Yes. When it comes to the P&C market that both -- Storebrand has a very strong brand name in the market when it comes to P&C. We also due to our business, have huge capital effects, positive capital effects compared to other companies when it comes to insurance business. So we have appetite for growing our insurance business. We are very happy to see the growth now coming through, and we'll work, of course, to make sure that the growth in insurance comes through as we have guided on.
The next question comes from the line of Blair Stewart from Bank of America.
Just 2 follow-ups. Just on decisions with regards to capital return, would that be right in thinking that you would want to wait for clarity from the Solvency II review before you would make any decisions on capital return? And we talked -- you talked about maybe the summer of next year before the EIOPA results are out. What -- do you expect to have enough clarity at that point in time to be making appropriate decisions on capital return? Or will it take longer than that? And secondly, just on the NOK 10 billion that you talked about at the last Capital Markets Day, I think you indicated at that time that the release of that capital would be somewhat back-end loaded within the '21 to '27 time frame. I just wonder if your views on that have changed at all.
First of all, when it comes to our decision around 180%, I think, of course, we'll wait. The Board needs to make views on their knowledge, their insights, the situation and forward-looking view of the company, when they should -- and dividends. They have to do that also when this comes into a situation where we are above 180%. But saying that, I think, we feel very comfortable about our guidings. We use our subprocesses to set these limits, both for being overcapitalized and setting limits for our capital situation. And due to that, we have, put forward this level of 180%, and we are very committed to, of course, fulfill that in the market.
Are you saying, Odd Arild, that that's somewhat independent of what the Solvency II review then brings out? I would have thought that the solvency review would be integral of this.

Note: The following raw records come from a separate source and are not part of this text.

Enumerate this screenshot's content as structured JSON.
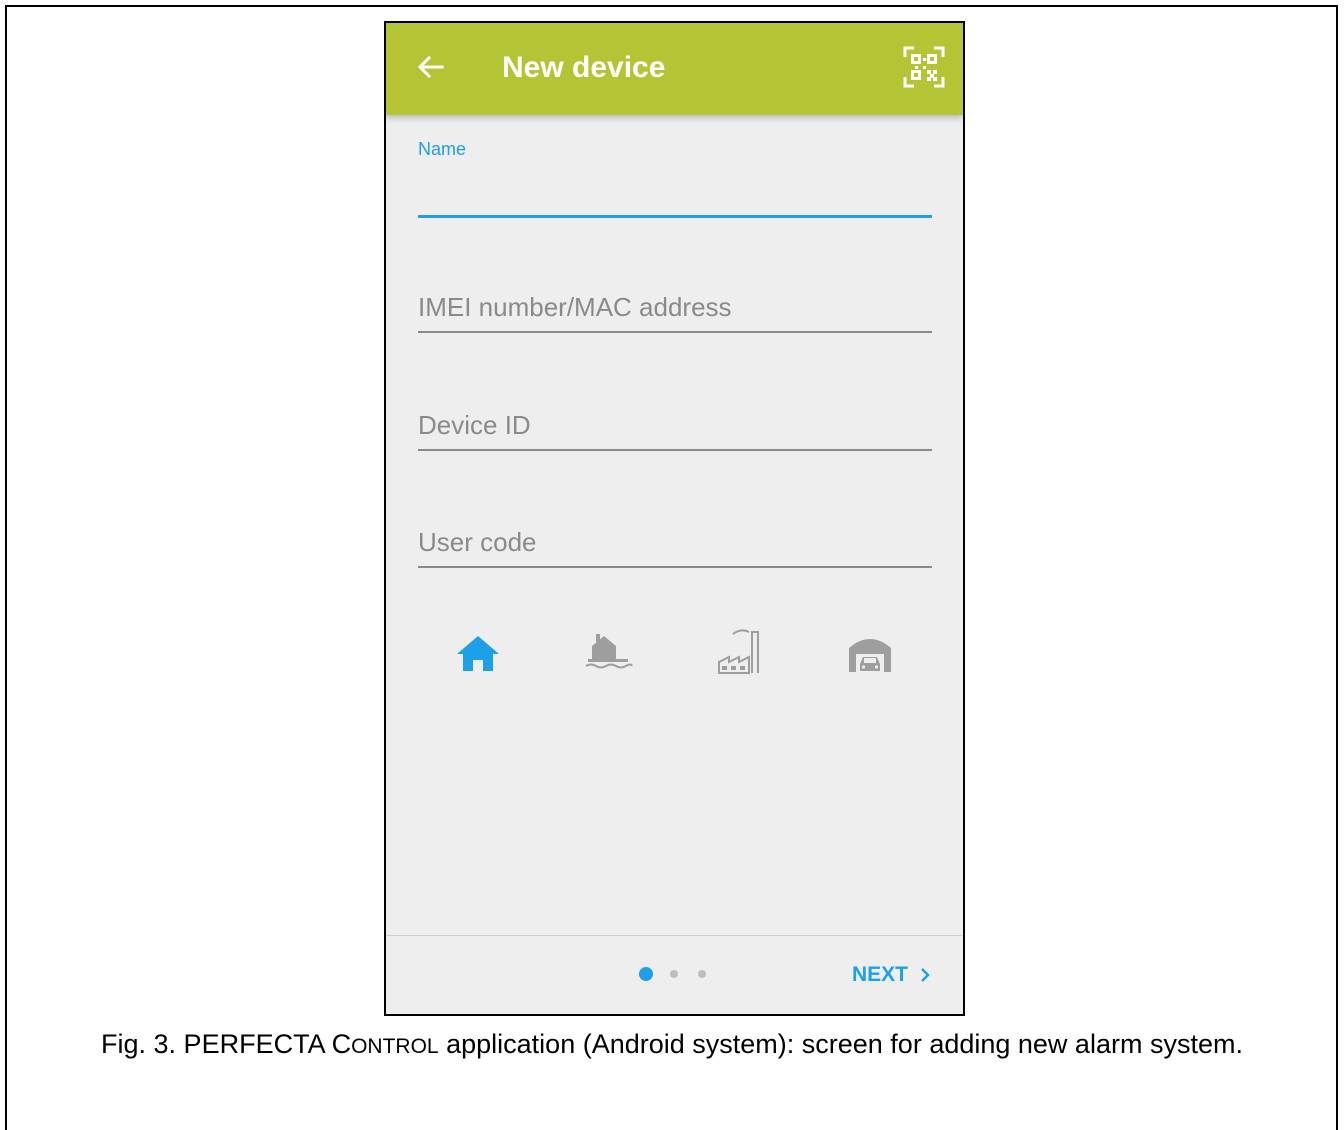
{
  "appbar": {
    "title": "New device",
    "back_icon": "arrow-left-icon",
    "qr_icon": "qr-code-scan-icon",
    "color": "#b5c435"
  },
  "form": {
    "name_label": "Name",
    "name_value": "",
    "imei_placeholder": "IMEI number/MAC address",
    "device_id_placeholder": "Device ID",
    "user_code_placeholder": "User code"
  },
  "object_types": [
    {
      "icon": "house-icon",
      "selected": true
    },
    {
      "icon": "house-by-water-icon",
      "selected": false
    },
    {
      "icon": "factory-icon",
      "selected": false
    },
    {
      "icon": "garage-car-icon",
      "selected": false
    }
  ],
  "pager": {
    "pages": 3,
    "current": 1
  },
  "footer": {
    "next_label": "NEXT",
    "next_icon": "chevron-right-icon"
  },
  "caption": {
    "part1": "Fig. 3. PERFECTA C",
    "part2": "ONTROL",
    "part3": " application (Android system): screen for adding new alarm system."
  },
  "colors": {
    "accent": "#1ea0e8",
    "inactive": "#9e9e9e",
    "background": "#eeeeee"
  }
}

I think it's fair to say that we and the Board needs to take into account all the knowledge we have when we are making decisions around dividends. I don't have that kind of knowledge now, but if I do get new knowledge about, this is a kind of situation, of course, we need to take that into account.
Yes. I guess the question is if there's too much uncertainty as to what the impact from the Solvency II review is going to be then, I guess, that would be a problem.
That might be a problem. But I think also it's fair to say that Storebrand's business will be all the same. It's just the way you measure it into Solvency II, that is done different. And we have to look at that situation, look at our business, what is our re-capital situation as we view it and make new decisions based on that together with the Board.
Yes. Yes. I understand. And the NOK 10 billion?
Yes, hopefully, there are other NOK 10 billion. I think it's still the same message there that is back-end loaded, the released assets.
We have no further questions in the queue. [Operator Instructions]. There are no further questions. So I will hand you back to your host to conclude today's conference.
Before we end, I would just like to remind you all that we will be present in London, tomorrow; Frankfurt on Friday; and Boston and New York, next week. And we hope to see several of you there. I'd like to end up by, thank you for joining the call, and wish you all a good afternoon. Thank you.
Thank you for joining today's call. You may now disconnect your handsets. Hosts, please stay on the line and await further instructions.